Book Read Free

The Eternal Dungeon: a Turn-of-the-Century Toughs omnibus

Page 71

by Dusk Peterson

CHAPTER THREE

  “What the bloody—?”

  Yeslin felt Elsdon’s hand grasp his arm, holding him as tightly as an arresting soldier might. Yeslin’s heart skipped a beat, but Elsdon released him almost immediately, reaching down to pick up the item in the outer-dungeon corridor that Yeslin had stumbled over.

  It was a stuffed bunny rabbit. A pink stuffed bunny rabbit.

  “Finlay’s,” said Elsdon, examining it with the same care that he might use in examining a murder weapon. “Or possibly Zenas’s. He still plays with toys, even though he’s nearly fourteen now.”

  Yeslin stared at Elsdon with horror. “You torture children?”

  Elsdon winced. “Not often; most of the underage prisoners are searched by other Seekers. Zenas is Weldon Chapman’s son. I’ll introduce you, if there’s time.”

  There was not time. They reached Mr. Chapman’s living quarters – accessible from both the outer dungeon and the inner dungeon – just as the older Seeker was about to leave for his day shift. He paused a few minutes, though, to speak with Elsdon’s “kinsman, who has taken employment here as a stoker.” This was the introduction that Elsdon and Yeslin had agreed upon, not wishing to provoke the Codifier with news that Elsdon’s brother had managed to find an alternative route into the dungeon. Every elite family had a bastard commoner or two, usually kept well hidden.

  Mr. Chapman greeted Elsdon’s commoner kinsman more civilly than Yeslin would have expected. The reason for this became clear within seconds.
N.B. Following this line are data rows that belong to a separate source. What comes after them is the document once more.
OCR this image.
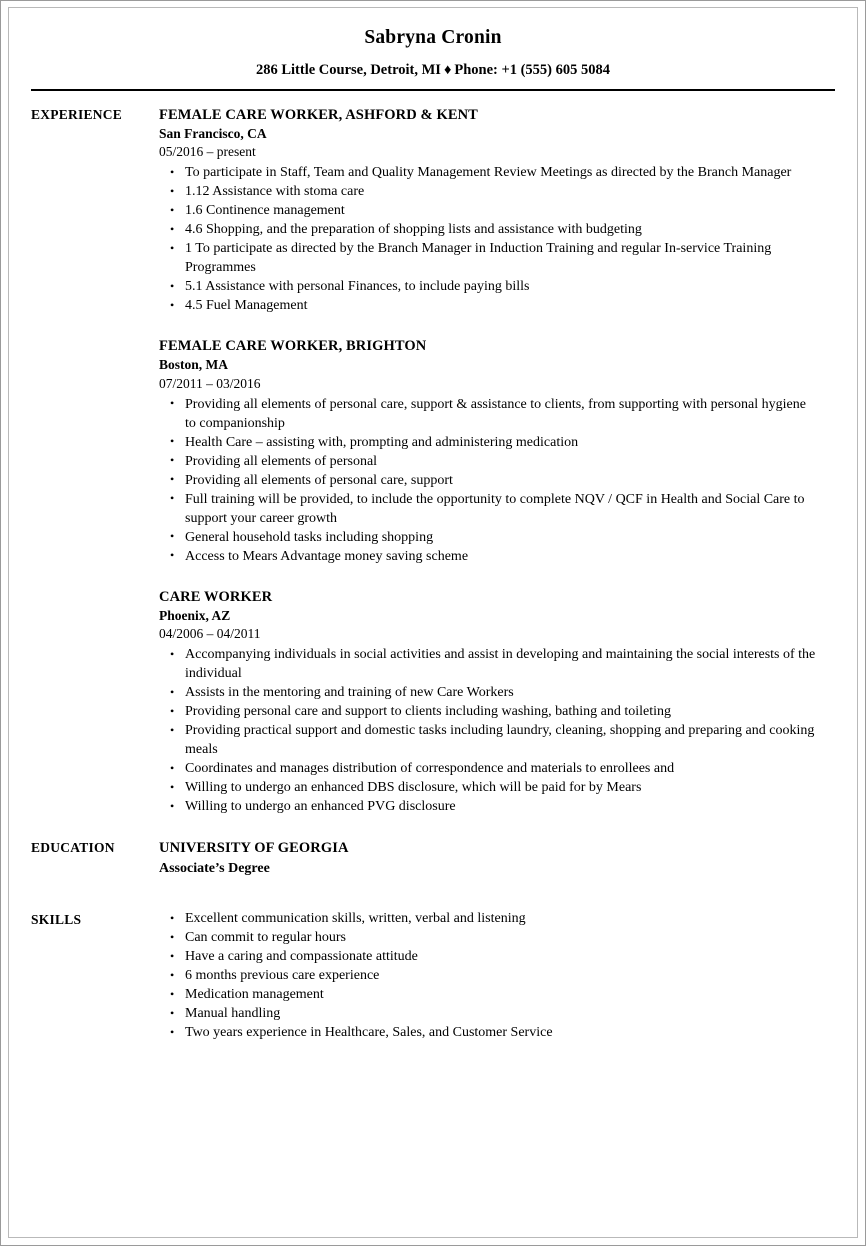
Sabryna Cronin
286 Little Course, Detroit, MI ♦ Phone: +1 (555) 605 5084
EXPERIENCE	FEMALE CARE WORKER, ASHFORD & KENT
San Francisco, CA
05/2016 – present
• To participate in Staff, Team and Quality Management Review Meetings as directed by the Branch Manager
• 1.12 Assistance with stoma care
• 1.6 Continence management
• 4.6 Shopping, and the preparation of shopping lists and assistance with budgeting
• 1 To participate as directed by the Branch Manager in Induction Training and regular In-service Training Programmes
• 5.1 Assistance with personal Finances, to include paying bills
• 4.5 Fuel Management
FEMALE CARE WORKER, BRIGHTON
Boston, MA
07/2011 – 03/2016
• Providing all elements of personal care, support & assistance to clients, from supporting with personal hygiene to companionship
• Health Care – assisting with, prompting and administering medication
• Providing all elements of personal
• Providing all elements of personal care, support
• Full training will be provided, to include the opportunity to complete NQV / QCF in Health and Social Care to support your career growth
• General household tasks including shopping
• Access to Mears Advantage money saving scheme
CARE WORKER
Phoenix, AZ
04/2006 – 04/2011
• Accompanying individuals in social activities and assist in developing and maintaining the social interests of the individual
• Assists in the mentoring and training of new Care Workers
• Providing personal care and support to clients including washing, bathing and toileting
• Providing practical support and domestic tasks including laundry, cleaning, shopping and preparing and cooking meals
• Coordinates and manages distribution of correspondence and materials to enrollees and
• Willing to undergo an enhanced DBS disclosure, which will be paid for by Mears
• Willing to undergo an enhanced PVG disclosure
EDUCATION	UNIVERSITY OF GEORGIA
Associate’s Degree
SKILLS	• Excellent communication skills, written, verbal and listening
• Can commit to regular hours
• Have a caring and compassionate attitude
• 6 months previous care experience
• Medication management
• Manual handling
• Two years experience in Healthcare, Sales, and Customer Service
  “—say hello to the fellows for me,” concluded Mr. Chapman. “I don’t think any of them worked alongside me – it’s been a while – but I like to think of them, now and then. . . . Elsdon, I’m sorry, but I must go. I’m busier than usual—”

  “Because of Layle’s absence. Yes, I know. Thank you, Weldon.” The two Seekers shook arms in farewell.

  Picking his way across the toy-strewn floor of Weldon Chapman’s quarters, Yeslin waited until they were in the empty corridor which led from the Seekers’ common room to the Lungs. Then he said softly, “Mr. Chapman lives only a few yards from where the stokers work. Yet he can’t greet them himself?”

  Elsdon was silent a minute before saying, “He doesn’t talk much about it, but I don’t think his time among the stokers was happy. There was some sort of friction . . . Perhaps it was merely because the other stokers sensed that he was destined for a better life.” He caught Yeslin’s look and laughed. “Oh, you know what I mean. I don’t wish to imply that a stoker is any less worthy than a Seeker.”

  Yeslin decided that it would be wisest not to comment upon this remark. Instead, he asked, “Does it happen often?”

  “For a commoner to become a Seeker? No, Weldon is the only one, and only because Layle recognized the greatness of Weldon’s soul, at the time that Weldon was working as a guard.”

  Yeslin thought about this as they walked down the corridor. This part of the inner dungeon was mainly made up of janitorial closets; maids and manservants rummaged in the closets, pulling out items in preparation for their work during the day shift. The smell of the furnaces came closer; the day-shift stokers were evidently already at work.

  “Are many guards . . . ?”

  Elsdon shook his head. “Mind you, it’s not unusual for guards – and even a handful of Seekers – to be mid-class. I know that Layle has been concerned that the Seekers and guards fail to fully represent the variety of ranks in the lighted world; he has made a deliberate effort to encourage applications from mid-class men. As for recruiting commoners . . .” Elsdon laid his hand on Yeslin’s shoulder; his smile, hidden under his hood, was clear in his voice as he said, “Maybe your new guild will be able to help us with that.”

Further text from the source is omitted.